Oh, yes, and cannnabis use is up some (almost 20% from the 2007 trough, from ), especially among young adults (18-25). Cannabis use among those under 18 is flat. Mean age at first use is up from 17 to 18.4: that’s the direction you want to see it going.

So the on-one-foot summary of the results is “Nothing exciting, but basically good news.”

But if you were really, really, really stupid - or had a job that required you to pretend to be that way - you might just treat all use of illicit drugs as alike and simply count the number of users. In that case, the modest rise in cannabis use would swamp all the other results, because cannabis is by far the mostly widely used illicit drug, and a report mostly full of pretty good news would come out as “National Survey Shows a Rise in Illicit Drug Use,” complete with silly viewing-with-alarm quotes from officials.

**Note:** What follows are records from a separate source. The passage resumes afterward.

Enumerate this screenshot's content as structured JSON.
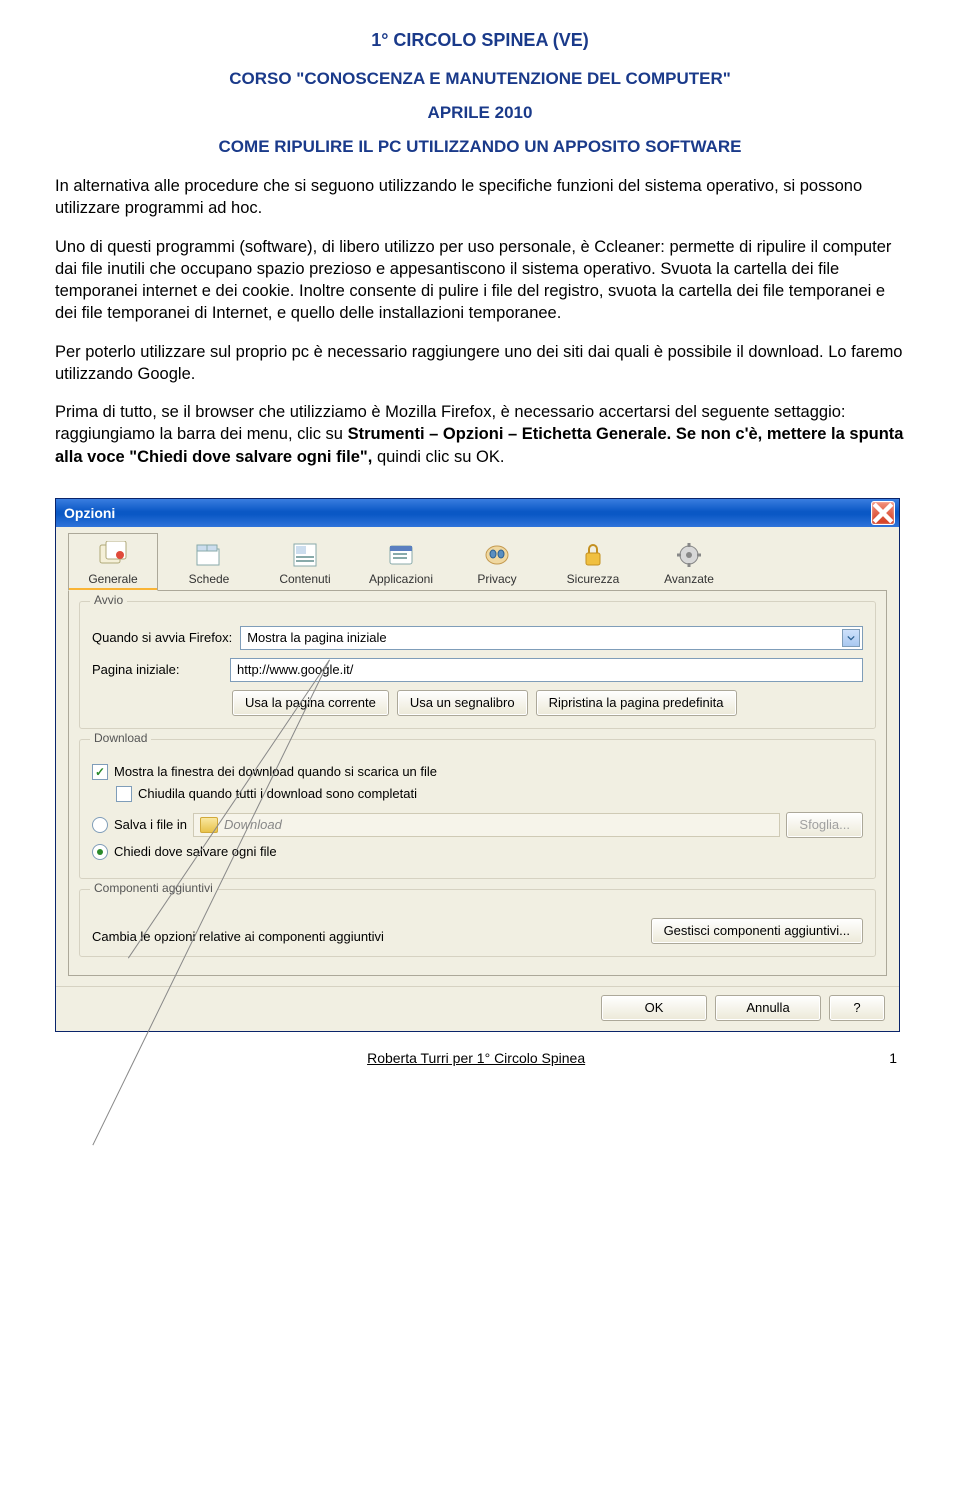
{
  "doc": {
    "title": "1° CIRCOLO SPINEA (VE)",
    "subtitle": "CORSO \"CONOSCENZA E MANUTENZIONE DEL COMPUTER\"",
    "date": "APRILE 2010",
    "heading": "COME RIPULIRE IL PC UTILIZZANDO UN APPOSITO SOFTWARE",
    "p1": "In alternativa alle procedure che si seguono utilizzando le specifiche funzioni del sistema operativo, si possono utilizzare programmi ad hoc.",
    "p2": "Uno di questi programmi (software), di libero utilizzo per uso personale, è Ccleaner: permette di ripulire il computer dai file inutili che occupano spazio prezioso e appesantiscono il sistema operativo. Svuota la cartella dei file temporanei internet e dei cookie. Inoltre consente di pulire i file del registro, svuota la cartella dei file temporanei e dei file temporanei di Internet, e quello delle installazioni temporanee.",
    "p3": "Per poterlo utilizzare sul proprio pc è necessario raggiungere uno dei siti dai quali è possibile il download. Lo faremo utilizzando Google.",
    "p4a": "Prima di tutto, se il browser che utilizziamo è Mozilla Firefox, è necessario accertarsi del seguente settaggio: raggiungiamo la barra dei menu, clic su ",
    "p4b": "Strumenti – Opzioni – Etichetta Generale. Se non c'è, mettere la spunta alla voce \"Chiedi dove salvare ogni file\", ",
    "p4c": "quindi clic su OK."
  },
  "win": {
    "title": "Opzioni",
    "tabs": [
      {
        "label": "Generale"
      },
      {
        "label": "Schede"
      },
      {
        "label": "Contenuti"
      },
      {
        "label": "Applicazioni"
      },
      {
        "label": "Privacy"
      },
      {
        "label": "Sicurezza"
      },
      {
        "label": "Avanzate"
      }
    ],
    "groups": {
      "avvio": {
        "title": "Avvio",
        "startup_label": "Quando si avvia Firefox:",
        "startup_value": "Mostra la pagina iniziale",
        "home_label": "Pagina iniziale:",
        "home_value": "http://www.google.it/",
        "btn1": "Usa la pagina corrente",
        "btn2": "Usa un segnalibro",
        "btn3": "Ripristina la pagina predefinita"
      },
      "download": {
        "title": "Download",
        "chk1": "Mostra la finestra dei download quando si scarica un file",
        "chk2": "Chiudila quando tutti i download sono completati",
        "radio_save": "Salva i file in",
        "folder": "Download",
        "browse": "Sfoglia...",
        "radio_ask": "Chiedi dove salvare ogni file"
      },
      "addons": {
        "title": "Componenti aggiuntivi",
        "desc": "Cambia le opzioni relative ai componenti aggiuntivi",
        "btn": "Gestisci componenti aggiuntivi..."
      }
    },
    "buttons": {
      "ok": "OK",
      "cancel": "Annulla",
      "help": "?"
    }
  },
  "footer": {
    "author": "Roberta Turri per 1° Circolo Spinea",
    "page": "1"
  }
}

(No, dammit, we are not “at a crossroads”! Next year is mostly going to look like this year.)

Even after 30 years in the business, it’s hard to get used to how plain damned dumb the official (and journalistic) discourse on this topic is. The household survey (aptly named NS-DUH, where DUH is pronouned “duhhhhhhhhh”) doesn’t get at what’s really interesting: the number of problem users, and especially criminally-active problem users. But it does contain some useful information. Too bad the people running the show mostly ignore that information and concentrate on fluff.